円安・物価高・人手不足の「トリプルパンチ」が追い打ち

 2022年10月の企業倒産は594件発生し、前年同月(512件)を大幅に上回ったほか、3月の587件を上回って今年最多を更新した。また、今年5月以降6カ月連続での増加となるなど倒産増加トレンドが強まるほか、7カ月ぶりに全都道府県で倒産が発生するなど、倒産増の動きは都市部から地方へと伝播しつつある。

 足元では水際対策の大幅緩和など、インバウンドを中心に経済復興への動きが着実に進む一方で、円安・物価高・人手不足の「トリプルパンチ」が最後の追い打ちとなって、事業継続を断念する中小企業が増加している。10月の「物価高」倒産は単月で過去最多を更新、「円安」倒産も今年最多に並ぶ7件が発生した。「人手不足」倒産も、従業員やキーマンの退職などで経営難に陥ったケースが相次ぎ、2022年1-10月の累計で既に前年実績を上回る。
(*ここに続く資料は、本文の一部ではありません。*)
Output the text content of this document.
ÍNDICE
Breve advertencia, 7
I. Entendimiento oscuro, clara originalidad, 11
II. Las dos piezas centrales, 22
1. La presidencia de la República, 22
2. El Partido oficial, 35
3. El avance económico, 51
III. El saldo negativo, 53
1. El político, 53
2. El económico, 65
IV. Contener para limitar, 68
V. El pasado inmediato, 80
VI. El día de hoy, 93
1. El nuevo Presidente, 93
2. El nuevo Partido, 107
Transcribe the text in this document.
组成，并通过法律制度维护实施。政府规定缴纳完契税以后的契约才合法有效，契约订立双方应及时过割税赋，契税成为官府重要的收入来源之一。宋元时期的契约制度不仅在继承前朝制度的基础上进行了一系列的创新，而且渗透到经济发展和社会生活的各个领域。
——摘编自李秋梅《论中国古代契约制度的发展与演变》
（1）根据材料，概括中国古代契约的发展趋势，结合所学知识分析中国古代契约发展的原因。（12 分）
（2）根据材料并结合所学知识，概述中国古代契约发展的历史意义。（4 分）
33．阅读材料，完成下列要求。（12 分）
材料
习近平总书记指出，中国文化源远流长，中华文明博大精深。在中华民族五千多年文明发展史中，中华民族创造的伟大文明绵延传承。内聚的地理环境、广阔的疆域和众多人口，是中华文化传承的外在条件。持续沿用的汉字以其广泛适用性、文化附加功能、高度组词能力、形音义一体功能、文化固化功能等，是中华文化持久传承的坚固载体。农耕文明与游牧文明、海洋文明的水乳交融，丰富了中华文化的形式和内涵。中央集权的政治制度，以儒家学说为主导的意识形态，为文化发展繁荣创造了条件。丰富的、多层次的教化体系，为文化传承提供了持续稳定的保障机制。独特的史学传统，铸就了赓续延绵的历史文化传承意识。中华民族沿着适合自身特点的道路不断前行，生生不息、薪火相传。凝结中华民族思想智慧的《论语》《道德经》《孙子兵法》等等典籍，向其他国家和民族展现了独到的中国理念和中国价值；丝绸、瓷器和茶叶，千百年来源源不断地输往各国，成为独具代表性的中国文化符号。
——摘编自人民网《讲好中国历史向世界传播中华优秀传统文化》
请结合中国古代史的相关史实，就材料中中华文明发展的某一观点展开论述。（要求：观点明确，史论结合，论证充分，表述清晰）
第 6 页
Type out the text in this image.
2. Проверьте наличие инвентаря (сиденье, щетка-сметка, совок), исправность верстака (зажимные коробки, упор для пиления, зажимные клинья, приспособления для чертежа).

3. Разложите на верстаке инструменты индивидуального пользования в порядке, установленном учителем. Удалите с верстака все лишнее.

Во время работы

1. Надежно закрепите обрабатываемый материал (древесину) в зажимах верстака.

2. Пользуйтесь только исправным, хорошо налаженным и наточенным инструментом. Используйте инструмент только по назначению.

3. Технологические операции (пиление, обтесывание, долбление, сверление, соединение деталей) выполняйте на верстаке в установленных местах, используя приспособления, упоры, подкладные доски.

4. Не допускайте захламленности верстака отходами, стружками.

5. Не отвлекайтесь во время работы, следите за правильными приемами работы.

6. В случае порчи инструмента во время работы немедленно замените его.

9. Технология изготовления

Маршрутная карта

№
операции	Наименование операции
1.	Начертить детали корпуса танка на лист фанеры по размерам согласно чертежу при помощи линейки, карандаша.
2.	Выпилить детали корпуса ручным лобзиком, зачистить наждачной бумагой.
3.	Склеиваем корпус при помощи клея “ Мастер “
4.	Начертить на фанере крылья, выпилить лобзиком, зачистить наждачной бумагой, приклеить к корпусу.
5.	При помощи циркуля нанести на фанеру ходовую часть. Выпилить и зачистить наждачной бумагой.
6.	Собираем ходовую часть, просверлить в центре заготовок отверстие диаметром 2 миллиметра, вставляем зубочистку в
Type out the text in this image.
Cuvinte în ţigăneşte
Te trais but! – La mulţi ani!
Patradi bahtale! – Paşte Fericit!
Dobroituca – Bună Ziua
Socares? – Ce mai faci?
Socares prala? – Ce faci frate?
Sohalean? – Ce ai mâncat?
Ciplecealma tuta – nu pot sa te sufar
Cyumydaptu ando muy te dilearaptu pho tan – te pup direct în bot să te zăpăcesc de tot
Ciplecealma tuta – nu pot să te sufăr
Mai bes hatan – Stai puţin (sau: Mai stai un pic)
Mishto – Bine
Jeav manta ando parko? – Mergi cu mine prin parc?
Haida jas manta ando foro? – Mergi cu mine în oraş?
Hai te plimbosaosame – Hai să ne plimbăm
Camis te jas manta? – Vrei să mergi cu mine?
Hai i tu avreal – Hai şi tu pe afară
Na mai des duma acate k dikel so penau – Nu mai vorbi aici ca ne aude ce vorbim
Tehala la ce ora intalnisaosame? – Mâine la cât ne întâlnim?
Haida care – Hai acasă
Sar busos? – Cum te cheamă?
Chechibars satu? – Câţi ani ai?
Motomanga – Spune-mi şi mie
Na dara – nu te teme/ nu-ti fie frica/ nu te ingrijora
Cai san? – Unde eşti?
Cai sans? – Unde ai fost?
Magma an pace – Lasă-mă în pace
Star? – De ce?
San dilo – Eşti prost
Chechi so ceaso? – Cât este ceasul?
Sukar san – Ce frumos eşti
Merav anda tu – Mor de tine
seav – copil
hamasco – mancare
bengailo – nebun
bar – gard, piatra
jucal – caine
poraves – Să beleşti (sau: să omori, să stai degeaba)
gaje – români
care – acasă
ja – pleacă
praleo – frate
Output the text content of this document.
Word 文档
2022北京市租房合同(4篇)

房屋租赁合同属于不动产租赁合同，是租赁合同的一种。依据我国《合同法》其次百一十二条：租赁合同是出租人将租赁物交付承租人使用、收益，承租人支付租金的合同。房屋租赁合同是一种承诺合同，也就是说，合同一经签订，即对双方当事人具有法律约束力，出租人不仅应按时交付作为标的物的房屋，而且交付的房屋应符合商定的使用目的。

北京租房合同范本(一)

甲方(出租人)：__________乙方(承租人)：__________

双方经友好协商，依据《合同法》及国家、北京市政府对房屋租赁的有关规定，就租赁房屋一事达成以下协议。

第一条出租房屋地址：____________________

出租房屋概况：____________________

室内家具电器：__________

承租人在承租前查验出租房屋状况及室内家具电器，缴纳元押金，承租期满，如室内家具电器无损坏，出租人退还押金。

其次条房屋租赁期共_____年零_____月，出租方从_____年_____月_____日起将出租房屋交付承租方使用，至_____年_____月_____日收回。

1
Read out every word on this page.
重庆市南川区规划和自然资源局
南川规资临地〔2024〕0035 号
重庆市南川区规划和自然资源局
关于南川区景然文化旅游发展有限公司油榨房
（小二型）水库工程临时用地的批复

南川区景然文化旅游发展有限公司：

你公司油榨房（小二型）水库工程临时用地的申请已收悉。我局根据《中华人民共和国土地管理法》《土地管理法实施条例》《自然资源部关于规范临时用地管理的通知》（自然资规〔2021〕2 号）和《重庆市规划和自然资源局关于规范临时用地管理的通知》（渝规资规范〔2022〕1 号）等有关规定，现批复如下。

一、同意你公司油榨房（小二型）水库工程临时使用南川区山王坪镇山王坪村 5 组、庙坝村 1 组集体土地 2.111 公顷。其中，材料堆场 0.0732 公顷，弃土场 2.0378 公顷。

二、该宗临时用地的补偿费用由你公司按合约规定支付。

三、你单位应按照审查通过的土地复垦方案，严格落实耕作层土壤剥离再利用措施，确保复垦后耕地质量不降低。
 「後継者難」倒産の動向にも目を向ける必要がある。2022年10月の後継者難倒産は56件発生し、単月としては過去最多を更新。年間を通じて最多だった前年(466件)を上回るペースでの推移となる。後継者難倒産の多くが、代表者の病気や死亡により事業が行き詰まったケースとなる一方、具体的な承継策を考えていたものの、コロナ禍における自社事業の先行きなどを見据え、最終的に事業をたたむ決断を下したケースが散見される点が特徴的だ。

2022年の倒産は3年ぶり増加へ 前年からの「反動増」+「黒字倒産」の発生懸念
 帝国データバンクの調査では、2021年度の企業の平均借入金利は0.97%となり、調査開始の2006年度以降で初の1%割れとなった。2007年度(2.33%)をピークに借入金利は低下が続いたなか、利子が事実上免除される通称「ゼロゼロ融資」の急拡大を受け、企業の利息負担が大きく減少したことが背景にある。一方で、こうした融資の返済は2023年春頃から本格化する見通しだ。無利子・元本据え置きに永らく慣れ切った後の返済開始は、債務の多寡を問わず、現状でも業績不振に苦しむ企業にとってコロナ禍からの立ち直りを阻む障壁となりかねない。

 足元の企業倒産は、月平均600〜700件台で推移したコロナ前に比べれば低水準であるものの、増加基調がより鮮明となってきた。現在の発生ペースが維持された場合、2022年通年の倒産件数は6200〜6300件台に到達する見通しで、3年ぶりの増加に転じる。現在の増加局面は、官民の積極支援で大幅に発生が抑制されてきた前年からの反動増といった性格を帯びている。ただ、水際対策緩和など経済復興が推し進められるなかで、景況回復期に多く見られがちな、仕入れ増や人件費増、設備増強に伴う運転資金需要に資金調達力が追い付かない「黒字倒産」の発生も、今後の倒産増加の後押しとなる可能性がある。企業調査の最前線からも「明らかに信用不安に関する問い合わせが増えてきた」との声が聞かれるなか、原材料高や「2024年問題」に直面する建設・運輸産業、人手不足の影響が顕著なサービス業といった動向を特に注視したい。